KAMPALA – The Chief Executive Officer of Arise Holdings Ltd, which is DFCU Bank’s biggest shareholder, has finally resigned from the bank’s board of directors.
According to an internal memo, Mr Malik ceased being a member of the board on September 21, 2018, confirming earlier reports that the bank, which has been a subject of controversy ever since they took over assets of Crane Bank a year or so ago, continues to revel in problems post-takeover.
“The board of directors of Dfcu (the company) informs its shareholders and the general public of the resignation of Mr Malik as a director in the company with effect from the 21st of September 2018. Mr Malik joined the board in November 2007 as an independent director and resigns due to increased professional commitments following his appointment as the Chief Executive Officer of AriseBV, the majority shareholder in the company,” reads the notice served through an advocate.
Mr Deepak Malik’s resignation, issued in a letter to the DFCU board three months ago, came in the aftermath of pulling out of the bank by the Commonwealth Development Corporation (CDC), Britain’s oldest development finance institution.
Arise Holdings has 58 percent shares while CDC is DFCU’s oldest investor after jointly setting up the bank with the Government of Uganda in 1964. CDC’s move comes in the aftermath of the fall out from her partner’s takeover of Crane Bank with the transaction attracting industry scrutiny over transparency issues and it’s European shareholders in the spotlight. The Auditor General has since issued a damning report against the transaction flagging it untransparent.
The CDC on June 14, notified the DFCU Board and other shareholders that they would sell their stake.
CDC’s Investment Director Irina Grigorenko said it was “undertaking a review of its investment in DFCU Limited which may lead to the disposal or some of some or all of its shares in DFCU over the short to medium term.”
The CDC exit is a major industry blow for the DFCU has been precipitated by the bank’s controversial acquisition of Crane Bank Ltd.
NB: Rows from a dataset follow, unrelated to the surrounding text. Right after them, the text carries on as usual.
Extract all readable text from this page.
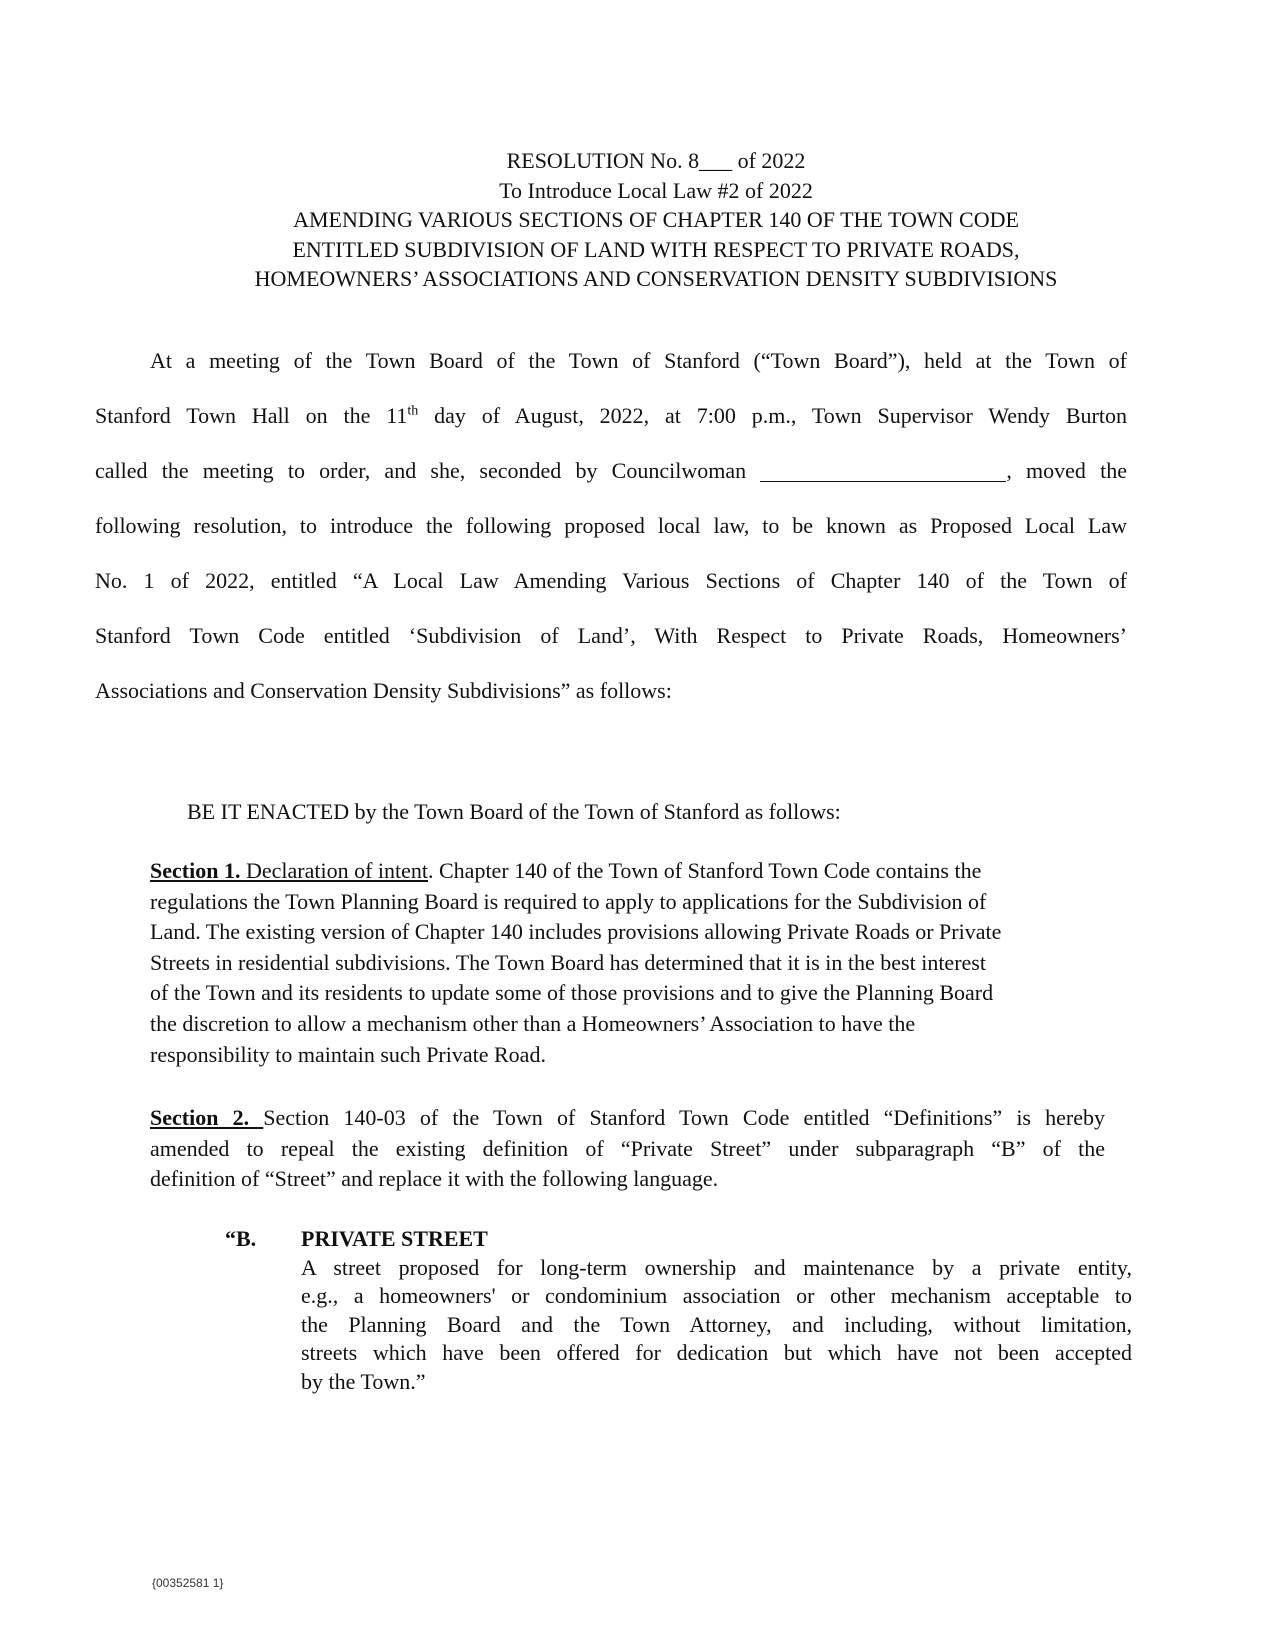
RESOLUTION No. 8___ of 2022
To Introduce Local Law #2 of 2022
AMENDING VARIOUS SECTIONS OF CHAPTER 140 OF THE TOWN CODE
ENTITLED SUBDIVISION OF LAND WITH RESPECT TO PRIVATE ROADS,
HOMEOWNERS’ ASSOCIATIONS AND CONSERVATION DENSITY SUBDIVISIONS
At a meeting of the Town Board of the Town of Stanford (“Town Board”), held at the Town of
Stanford Town Hall on the 11th day of August, 2022, at 7:00 p.m., Town Supervisor Wendy Burton
called the meeting to order, and she, seconded by Councilwoman	, moved the
following resolution, to introduce the following proposed local law, to be known as Proposed Local Law
No. 1 of 2022, entitled “A Local Law Amending Various Sections of Chapter 140 of the Town of
Stanford Town Code entitled ‘Subdivision of Land’, With Respect to Private Roads, Homeowners’
Associations and Conservation Density Subdivisions” as follows:
BE IT ENACTED by the Town Board of the Town of Stanford as follows:
Section 1. Declaration of intent. Chapter 140 of the Town of Stanford Town Code contains the
regulations the Town Planning Board is required to apply to applications for the Subdivision of
Land. The existing version of Chapter 140 includes provisions allowing Private Roads or Private
Streets in residential subdivisions. The Town Board has determined that it is in the best interest
of the Town and its residents to update some of those provisions and to give the Planning Board
the discretion to allow a mechanism other than a Homeowners’ Association to have the
responsibility to maintain such Private Road.
Section 2. Section 140-03 of the Town of Stanford Town Code entitled “Definitions” is hereby
amended to repeal the existing definition of “Private Street” under subparagraph “B” of the
definition of “Street” and replace it with the following language.
“B. PRIVATE STREET
A street proposed for long-term ownership and maintenance by a private entity,
e.g., a homeowners' or condominium association or other mechanism acceptable to
the Planning Board and the Town Attorney, and including, without limitation,
streets which have been offered for dedication but which have not been accepted
by the Town.”
{00352581 1}
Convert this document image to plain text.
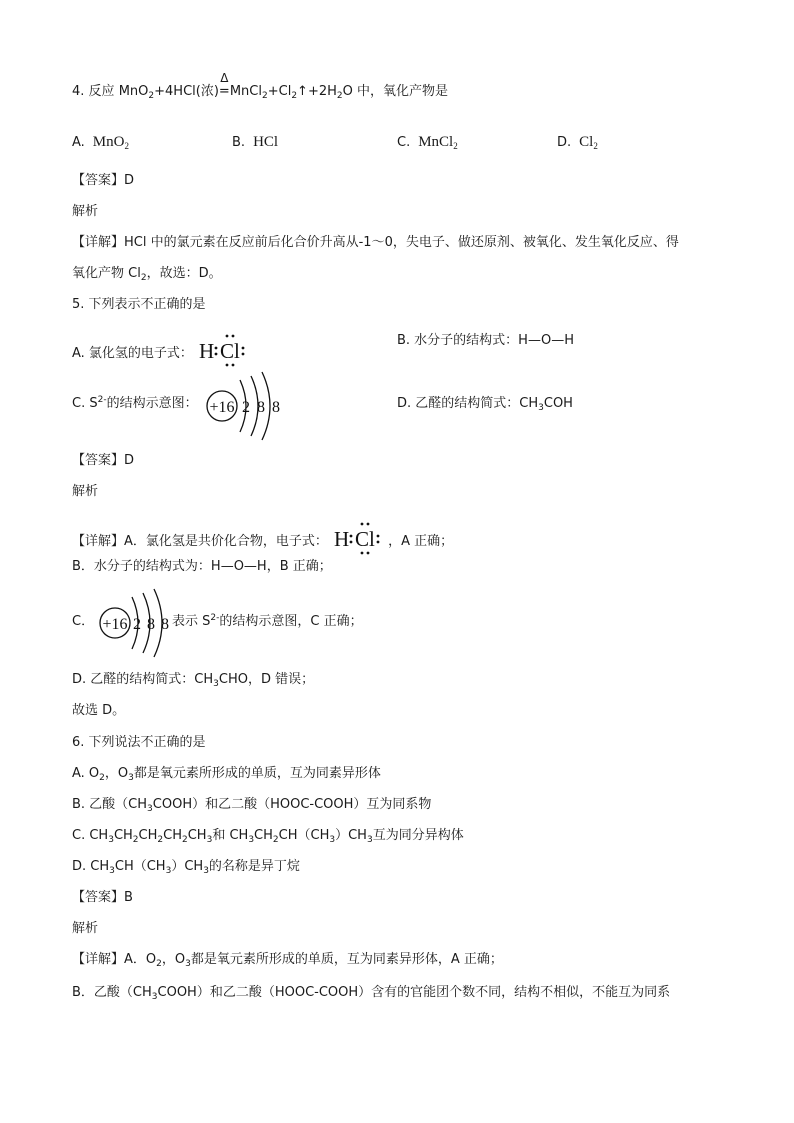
4. 反应 MnO$_2$+4HCl(浓)
Δ
$=MnCl_2+Cl_2↑+2H_2O$ 中，氧化产物是
A. MnO$_2$	B. HCl	C. MnCl$_2$	D. $Cl_2$
【答案】D
解析
【详解】HCl 中的氯元素在反应前后化合价升高从-1～0，失电子、做还原剂、被氧化、发生氧化反应、得
氧化产物 $Cl_2$，故选：D。
5. 下列表示不正确的是
A. 氯化氢的电子式： H Cl	B. 水分子的结构式：H—O—H
C. $S^{2-}$的结构示意图： +16 2 8 8	D. 乙醛的结构简式：$CH_3COH$
【答案】D
解析
【详解】A．氯化氢是共价化合物，电子式： H Cl ，A 正确；
B．水分子的结构式为：H—O—H，B 正确；
C． +16 2 8 8 表示 $S^{2-}$的结构示意图，C 正确；
D. 乙醛的结构简式：$CH_3CHO$，D 错误；
故选 D。
6. 下列说法不正确的是
A. $O_2$，$O_3$都是氧元素所形成的单质，互为同素异形体
B. 乙酸$(CH_3COOH)$和乙二酸（HOOC-COOH）互为同系物
C. $CH_3CH_2CH_2CH_2CH_3$和 $CH_3CH_2CH(CH_3)CH_3$互为同分异构体
D. $CH_3CH(CH_3)CH_3$的名称是异丁烷
【答案】B
解析
【详解】A．$O_2$，$O_3$都是氧元素所形成的单质，互为同素异形体，A 正确；
B．乙酸$(CH_3COOH)$和乙二酸（HOOC-COOH）含有的官能团个数不同，结构不相似，不能互为同系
It is said that after Crane Bank Ltd shareholders protested the takeover of branches by DFCU, it unsettled the board after CBL insisted that branches weren’t part of the bank as they fall under Meera Investments Ltd. CDC and two other partners opposed the deal and accused DFCU bosses especially the Managing Director Mr Juma Kisaame for not carrying out enough due diligence. The British investor later acted by quitting the relationship.
DFCU has in recent months been battling former Crane Bank shareholders over property worth millions of dollars.
The dfcu bank acquired Crane Bank, the then 4th largest bank on February 27, 2017, at a fee later to be discovered as a paltry Shs 200 billion. However Former Crane Bank shareholders led by majority shareholder Sudhir Ruparelia and family have dragged the Bank of Uganda (BoU) to court, claiming their bank was sold to dfcu without considering their interests in accordance with the Financial Institutions Act.